Compounds in methanol extracts of the fermentation broth of T. asperellum strain TM11 were analyzed by HPLCMS. The results showed that under positive ion mode, the total ion current method was conducive to providing information about the compounds in the extract, so positive ion mode was used to analyze the antagonistic substances in the methanol extract (Fig. S3). Strain TM11 was shown to secrete a variety of antagonistic metabolites. The metabolite analysis results are shown in Table III. There were 12 chemical compounds identified, and their relative abundances (peak area) were as follows: erucamide > dibutyl phthalate > benzophenone > benzothiazole > citric acid > betainel > dipropyl phthalate > alpha-curcumene > phenylalanine > 3-hydroxycinnamic acid > dioctyl phthalate > chlorogenic acid > 4-hydroxybenzoic acid.

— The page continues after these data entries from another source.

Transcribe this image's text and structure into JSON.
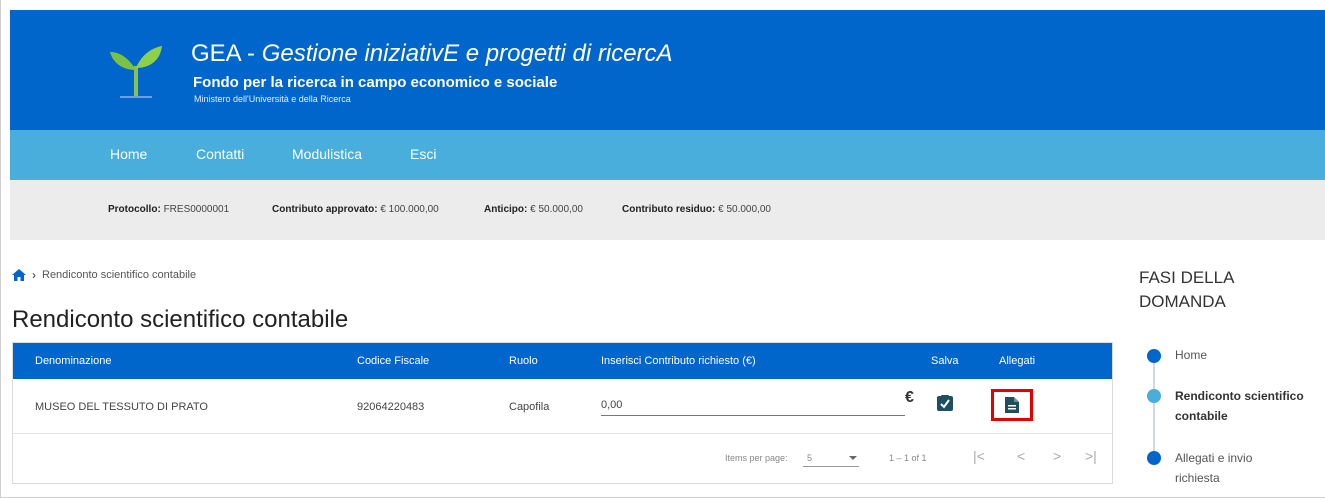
{
  "header": {
    "title_prefix": "GEA - ",
    "title_italic": "Gestione iniziativE e progetti di ricercA",
    "subtitle": "Fondo per la ricerca in campo economico e sociale",
    "ministry": "Ministero dell'Università e della Ricerca"
  },
  "nav": {
    "items": [
      {
        "label": "Home"
      },
      {
        "label": "Contatti"
      },
      {
        "label": "Modulistica"
      },
      {
        "label": "Esci"
      }
    ]
  },
  "info": {
    "protocollo_key": "Protocollo:",
    "protocollo_val": "FRES0000001",
    "approvato_key": "Contributo approvato:",
    "approvato_val": "€ 100.000,00",
    "anticipo_key": "Anticipo:",
    "anticipo_val": "€ 50.000,00",
    "residuo_key": "Contributo residuo:",
    "residuo_val": "€ 50.000,00"
  },
  "breadcrumb": {
    "current": "Rendiconto scientifico contabile"
  },
  "page_title": "Rendiconto scientifico contabile",
  "table": {
    "headers": {
      "denominazione": "Denominazione",
      "codice_fiscale": "Codice Fiscale",
      "ruolo": "Ruolo",
      "contributo": "Inserisci Contributo richiesto (€)",
      "salva": "Salva",
      "allegati": "Allegati"
    },
    "rows": [
      {
        "denominazione": "MUSEO DEL TESSUTO DI PRATO",
        "codice_fiscale": "92064220483",
        "ruolo": "Capofila",
        "contributo": "0,00",
        "currency": "€"
      }
    ],
    "footer": {
      "items_per_page_label": "Items per page:",
      "items_per_page_value": "5",
      "range": "1 – 1 of 1",
      "first": "|<",
      "prev": "<",
      "next": ">",
      "last": ">|"
    }
  },
  "phases": {
    "title_line1": "FASI DELLA",
    "title_line2": "DOMANDA",
    "steps": [
      {
        "label": "Home"
      },
      {
        "label_line1": "Rendiconto scientifico",
        "label_line2": "contabile"
      },
      {
        "label_line1": "Allegati e invio",
        "label_line2": "richiesta"
      }
    ]
  },
  "colors": {
    "header_blue": "#0066cc",
    "nav_light_blue": "#4aaedc",
    "info_gray": "#ececec",
    "highlight_red": "#e60000",
    "step_active": "#4aaedc",
    "step_done": "#0066cc"
  }
}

As shown in Fig. 6, in the negative control, inoculation with TM11 and F. commune or F. oxysporum significantly reduced disease compared with inoculation with only F. commune or F. oxysporum (Table IV) (Fig. 6B, 6C, 6E and 6F). The effect of the TM11 inoculation sequence on disease caused by F. commune or F. oxysporum significantly differed, with strain TM11 significantly reducing blueberry root rot when inoculated 48 h before inoculation with F. commune or F. oxysporum (treatment 1) (Fig. 6C and 6F) compared with inoculation with the pathogen 48 h before inoculation with TM11 (treatment 2) (Fig. 6B and 6E). As shown in Table IV, with the disease index in plants inoculated only with F. commune being 96.00, the disease index of treatment 1 was 6.67, which was 89.33 less than that of the pathogen control treatment, and the relative control effect was 93.05%. The control group disease index decreased by 68.00, and the relative control effect was 70.92%. The disease index in plants inoculated only with F. oxysporum was 97.33%. Treatment 1 inoculated with TM11 48 h before inoculation with F. oxysporum reduced the disease by 84.76%; treatment 2 inoculated with F. oxysporum first and inoculated with TM11 after 48 h reduced the disease by 62.46%. This indicated that TM11 had a strong inhibitory effect on blueberry root rot.

Fig. 6.

As shown in Table V, the CAT, SOD, and POD enzyme activities in the roots and leaves of blueberry seedlings inoculated with TM11 were significantly higher than those in plants inoculated with the water-negative control, and the root enzyme activity was higher than the leaf enzyme activity. Compared with the negative control, the activities of CAT, POD, and SOD in the roots inoculated with TM11 were increased by 1.01 times, 1.41 times and 0.21 times, and the activities of CAT and POD in the leaves were increased by 0.85 times, 1.49 times, and 1.15 times, respectively. For leaves, TM11 inoculation and inoculation of TM11 and F. commune or F. oxysporum on CAT enzyme activity. The activities of SOD and POD were the highest after inoculation with TM11 alone, which were 447.0 U/g and 353.2 U/g, respectively. There was no significant difference between TM11 inoculation and mixed inoculation of TM11 and F. commune or F. oxysporum on SOD activity for roots. The enzyme activities of CAT and POD were significantly higher in plants inoculated with TM11 alone, which were 279.2 U/g and 363.6 U/g, respectively.